Energy on an Inclined Plane


Resource: 
Science Reasoning Center: Energy on an Inclined Plane


 
Grade Level: High School



Description:  
This passage describes an experiment in which students use a motion detector to study the changes in the kinetic and potential energy of a cart that rolls up and down an inclined plane. Information is presented in the form of a position-time graph, a velocity-time graph, a figure and a table. Questions target a student's ability to read values off of graphs, to use information from one graph to answer questions about another graph or a table, to draw conclusions that are consistent with the presented data, and to use presented data to predict the result of performing an additional trial.


Performance Expectation:  
HS-PS3-2  Develop and use models to illustrate that energy at the macroscopic scale can be accounted for as a combination of energy associated with the motions of particles (objects) and energy associated with the relative positions of particles (objects).
 


This activity aligns with the three dimensions of the Next Generation Science Standards in the manner described below:
 
Disciplinary Core Ideas
Definitions of Energy (HS-PS3.A.1): Energy is a quantitative property of a system that depends on the motion and interactions of matter and radiation within that system.
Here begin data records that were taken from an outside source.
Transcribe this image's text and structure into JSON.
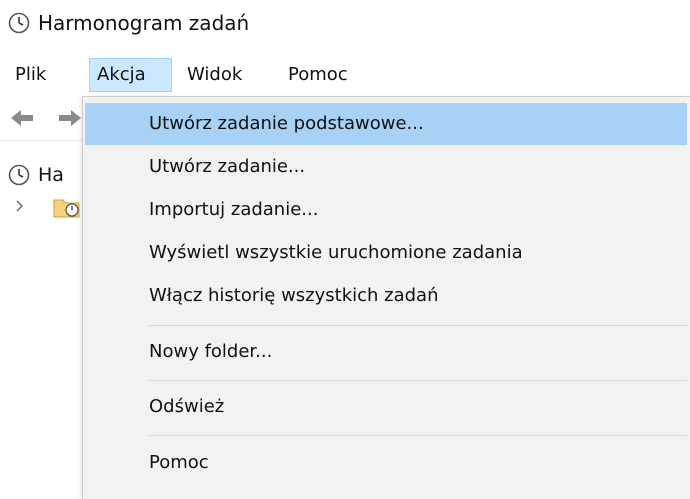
{
  "window": {
    "title": "Harmonogram zadań"
  },
  "menubar": {
    "items": [
      {
        "label": "Plik"
      },
      {
        "label": "Akcja"
      },
      {
        "label": "Widok"
      },
      {
        "label": "Pomoc"
      }
    ],
    "active": "Akcja"
  },
  "toolbar": {
    "icons": [
      "back-arrow-icon",
      "forward-arrow-icon"
    ]
  },
  "tree": {
    "root_label": "Ha",
    "root_icon": "clock-icon",
    "child_icon": "folder-clock-icon"
  },
  "action_menu": {
    "items": [
      {
        "label": "Utwórz zadanie podstawowe..."
      },
      {
        "label": "Utwórz zadanie..."
      },
      {
        "label": "Importuj zadanie..."
      },
      {
        "label": "Wyświetl wszystkie uruchomione zadania"
      },
      {
        "label": "Włącz historię wszystkich zadań"
      },
      {
        "label": "Nowy folder..."
      },
      {
        "label": "Odśwież"
      },
      {
        "label": "Pomoc"
      }
    ],
    "highlighted": "Utwórz zadanie podstawowe..."
  },
  "colors": {
    "menu_highlight": "#a7d1f5",
    "menubar_active": "#cce8ff",
    "dropdown_bg": "#f2f2f2"
  }
}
That there is a single quantity called energy is due to the fact that a system's total energy is conserved, even as, within the system, energy is continually transferred from one object to another and between its various forms. In this passage, a cart’s position and speed on a ramp and are used to calculate the potential energy, kinetic energy, and total energy of the system (cart). The student will recognize that for this closed system the total energy of the system is conserved.  And while energy is transferred from kinetic energy to potential energy and then back to kinetic energy, the total mechanical energy (TME) remains constant.



 
Crosscutting Concepts
System and System Model: Models (e.g., physical, mathematical, computer models) can be used to simulate systems and interactions—including energy, matter, and information flows—within and between systems at different scales. Two computer-generated graphs—cart position and cart velocity as functions of time—help the student understand relationships between the types of energy in a closed system and the total energy.  A data table at the end of the data presentation illustrates the potential energy, kinetic energy, and total energy at four locations during the cart’s motion.  Despite the fact that the potential energy and kinetic energy vary from one location to another, the reader can see that the total energy of the cart system remains unchanged.  
Energy and Matter: The total amount of energy and matter in closed systems is conserved. As one of the great laws of science, conservation of energy can be clearly understood in this simple system.  The student will see that although energy can be transferred from one type to another, the total amount of energy in the cart system remains unchanged.  This data presentation serves as a simple yet powerful empirical way of helping students grasp the meaning and significance of this great conservation law.



 
Practices
Analyzing and Interpreting Data:  Analyze data using computational models in order to make valid and reliable scientific claims. Using data collected by computer-based motion sensors, students consider both the ‘raw’ data of a cart’s position and velocity as a function of time as well as the calculated quantities of the cart’s kinetic energy, potential energy and total energy.  As students consider the position and velocity graphs, they understand how these quantities are integral in determining the types of energy present.   Several questions at the end of the passage also lead students to ‘discover’ the important concept that although the cart slows down and speeds up as it moves up and down the ramp the total energy of the system stays constant.
Engaging in Argument from Evidence: Apply scientific principles and evidence to provide an explanation of phenomena and solve design problems, taking into account possible unanticipated effects. After understanding how conservation of energy manifests itself in this experiment, students are asked to apply this scientific principle to new situations related to the scenario at hand.  The last several questions in this passage are examples of these extensions in which students are asked to engage in argument from the evidence uncovered in the first set of questions. 
Using Mathematical and Computational Thinking: Use mathematical and/or computational representations of phenomena or design solutions to support explanations. Questions 3, 4 and 9 at the end of the passage ask students to use mathematical thinking to understand how position and velocity are related to the quantities of potential and kinetic energy.  It is through these computations that students begin to understand why energy is such an important quantity in science in that it is the quantity that is conserved in a closed system.